Jamel Heni est heureux de partager avec les lecteurs ce brillant réquisitoire de Néjib Mahfoudh contre le double discours. De ce texte paru en 1984 sous le titre ‘‘Vers un combat sincère’’, on ne retirerait pas, aujourd’hui, un seul mot.

Nous avions hérité de longs siècles d’oppression la fâcheuse habitude du double discours à tout propos.

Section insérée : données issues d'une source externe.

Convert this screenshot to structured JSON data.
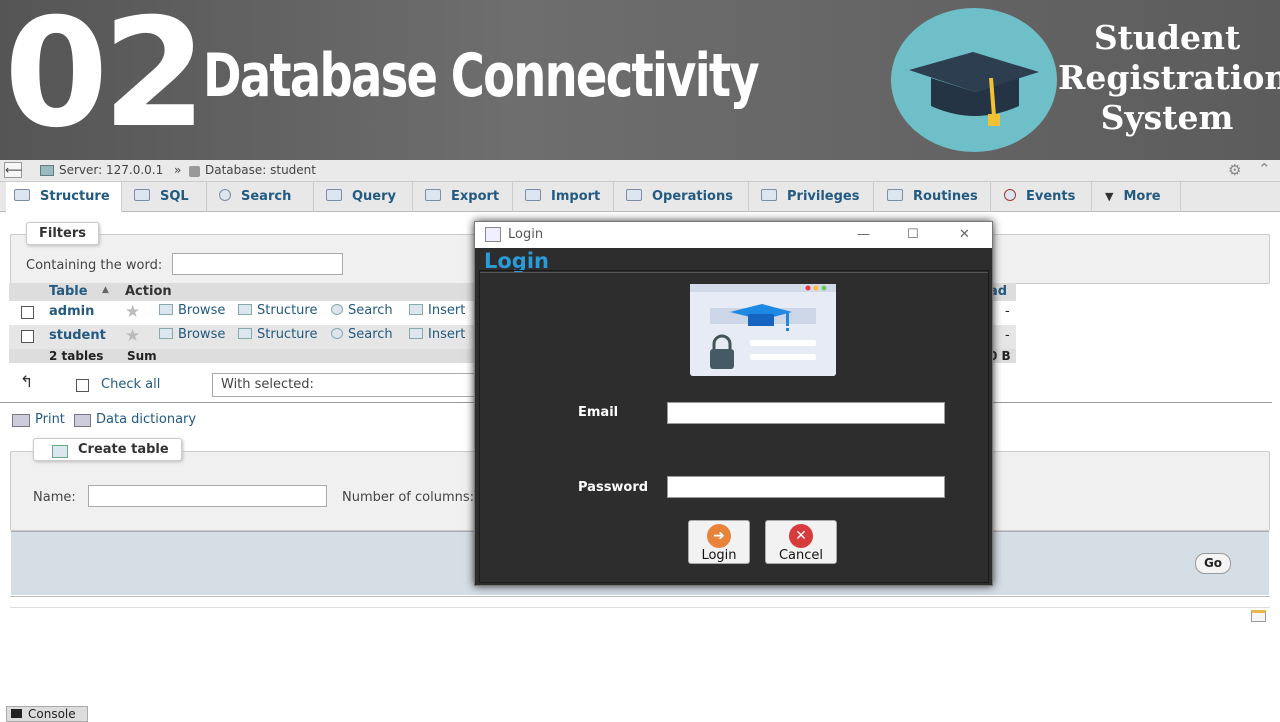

Un discours pour avoir la paix et un autre discours interne, chuchoté en petits comités et qui exprime nos idées et penchants véritables.

Nous avions traité les questions les plus graves de la vie et de l’autodétermination : la guerre et la paix, le socialisme, le rôle de la religion ici-bas, l’Arabité... avec la même ambiguïté déroutante !

Lors-même que la vie avait changé, que la loi enfin prévalait, que la paix et la sécurité étaient acquises, l’on n’arrivait pas à nous arracher tout-à-fait à notre mauvaise vieille duplicité. Pis, l’esprit d’émulation et la volonté de gagner le combat électoral réveillèrent cette habitude qui reprit de plus belle et de nombreux masques couvrent désormais les visages...

Jusqu’à quand laisserions-nous les questions essentielles sans réponses claires et tranchées ?!

J’exhorte les politiques de toutes obédiences à oublier leur combat électoral et à réunir leur courage dans un même combat national. Qu’ils en fassent une lutte de vérité et de clarté, quoi qu’il advienne des élections ! Que les partis expriment clairement et franchement ce qu’ils croient «bon» sans trop se soucier des conséquences.

Certains d’entre-nous pourraient choisir le pouvoir absolu ; qu'ils le disent clairement, mieux vaut un absolutiste honnête qu’un faux démocrate. D’autres croiraient au capitalisme libre ; qu’ils s’affichent, mieux vaut un capitaliste loyal qu’un faux socialiste ! D’autres encore laisseraient la religion pour Dieu et ouvriraient la Nation à tous ; qu’ils l’annoncent, mieux vaut un laïc intègre qu’un religieux imitateur.

Ainsi, tendrions-nous vers la vérité et la clarté. Il ne vaut rien gagner une bataille et y perdre soi-même. Tôt ou tard la victoire du mensonge s’écroulera devant les faits.

Heureux celui qui livre un combat d’honneur et non quelque guéguerre politique opportuniste.